Secondly, Carrrara said that no regional group has stepped up to oversee such the project, which would be necessary given the number of communities a train have to pass through in order to connect the Space City with the island.

Finally, Carrara said that any commuter rail project must cooperate with Union-Pacific, which controls a majority of the existing rail lines between the two cites.

Carrara said that any realistic plans for a commuter rail line are at least five years away.

“We’re developing an interim plan that would at least provide commuter service in the form of buses,” Carrara said. That plan could include adding a bus route to Houston from the Victory Lakes park-and-ride in League City. Last year, Galveston began operating a bus route between from the island to Victory Lakes.

Carrara said the Goodman Corporation conducted a light rail feasibility study two years ago, exploring the possibility of creating a commuter train between Galveston and Houston. Carrara said the final version of the report should be released in March.

(4) comments

Kevin Lang

I thought the plan to share the UP tracks was a Heavy Rail project using locomotives and passenger cars, similar to Amtrak, but without the sleeper capability.

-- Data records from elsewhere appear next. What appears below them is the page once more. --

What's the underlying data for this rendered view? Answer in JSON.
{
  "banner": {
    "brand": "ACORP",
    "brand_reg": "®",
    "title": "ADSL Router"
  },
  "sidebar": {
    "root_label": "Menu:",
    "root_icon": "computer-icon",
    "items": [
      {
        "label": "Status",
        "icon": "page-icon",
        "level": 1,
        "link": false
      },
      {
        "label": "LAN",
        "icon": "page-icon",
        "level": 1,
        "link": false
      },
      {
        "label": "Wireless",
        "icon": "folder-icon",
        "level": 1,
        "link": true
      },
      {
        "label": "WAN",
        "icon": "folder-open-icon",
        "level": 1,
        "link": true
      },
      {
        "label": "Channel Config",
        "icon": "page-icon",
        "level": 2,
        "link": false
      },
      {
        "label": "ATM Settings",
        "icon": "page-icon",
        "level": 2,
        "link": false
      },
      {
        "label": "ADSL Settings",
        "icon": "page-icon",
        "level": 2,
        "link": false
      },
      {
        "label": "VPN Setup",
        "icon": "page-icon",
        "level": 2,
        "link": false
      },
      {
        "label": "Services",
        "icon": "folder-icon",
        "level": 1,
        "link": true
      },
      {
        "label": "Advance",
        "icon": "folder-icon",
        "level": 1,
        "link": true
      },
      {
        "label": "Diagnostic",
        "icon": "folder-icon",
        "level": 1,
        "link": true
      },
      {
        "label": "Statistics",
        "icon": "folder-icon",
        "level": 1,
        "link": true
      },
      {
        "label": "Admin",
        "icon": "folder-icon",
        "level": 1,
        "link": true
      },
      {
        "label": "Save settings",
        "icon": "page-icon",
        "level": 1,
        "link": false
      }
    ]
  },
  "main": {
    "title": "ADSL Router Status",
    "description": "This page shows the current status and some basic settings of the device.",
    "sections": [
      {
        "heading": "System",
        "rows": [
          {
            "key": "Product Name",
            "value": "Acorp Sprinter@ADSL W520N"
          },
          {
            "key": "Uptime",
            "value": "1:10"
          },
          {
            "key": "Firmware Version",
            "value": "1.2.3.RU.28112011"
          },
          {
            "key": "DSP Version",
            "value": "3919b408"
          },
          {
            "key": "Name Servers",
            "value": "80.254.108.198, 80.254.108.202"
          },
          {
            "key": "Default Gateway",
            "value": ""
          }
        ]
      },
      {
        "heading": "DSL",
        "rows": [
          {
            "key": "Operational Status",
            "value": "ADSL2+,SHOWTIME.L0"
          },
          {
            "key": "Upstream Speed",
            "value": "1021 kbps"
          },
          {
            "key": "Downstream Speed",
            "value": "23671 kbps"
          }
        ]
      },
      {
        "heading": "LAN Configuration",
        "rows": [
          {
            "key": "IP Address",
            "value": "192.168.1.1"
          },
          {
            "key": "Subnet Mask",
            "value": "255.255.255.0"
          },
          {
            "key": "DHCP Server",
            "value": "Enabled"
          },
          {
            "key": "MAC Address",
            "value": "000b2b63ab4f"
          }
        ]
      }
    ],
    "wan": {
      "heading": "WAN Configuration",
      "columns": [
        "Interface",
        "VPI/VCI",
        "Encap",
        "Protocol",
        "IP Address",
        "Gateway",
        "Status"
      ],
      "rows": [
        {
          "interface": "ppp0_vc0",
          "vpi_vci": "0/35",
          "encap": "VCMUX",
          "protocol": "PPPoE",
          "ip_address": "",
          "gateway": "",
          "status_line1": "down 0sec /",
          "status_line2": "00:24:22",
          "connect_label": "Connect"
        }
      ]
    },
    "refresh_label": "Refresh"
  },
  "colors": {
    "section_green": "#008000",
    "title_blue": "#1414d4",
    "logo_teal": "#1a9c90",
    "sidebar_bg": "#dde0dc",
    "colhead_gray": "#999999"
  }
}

Anyway, if the horizon could be as close as 5 years, that qualifies, in government-speak, as soon. I think the nearest horizon would have to be more than 10 years out to qualify as "not anytime soon".

Penelope Mcfadin

Those just sound like excuses to me. The GHH track between Houston and Galveston is still under it's old 1850s Passenger Rail charter from what I've read so Union Pacific may not have a choice. As for the price tag, $800M is nothing compared to a lot of other less useful projects many will cheerfully fund like sports stadiums etc. And the "No one stepping up" excuse is just that, an excuse. If they wanted to make it happen, it would happen. They are dragging their feet.

Kevin Lang

I wonder if this would be subject to the same hoop-jumping that Sen. Whitmire convoluted in order to thwart MetroRail expansion? If so, then I'd guess that this would pretty much be DOA in Austin if the state has to authorize anything.

Gary Miller

Why would the Island want an easier way tp get off the Island?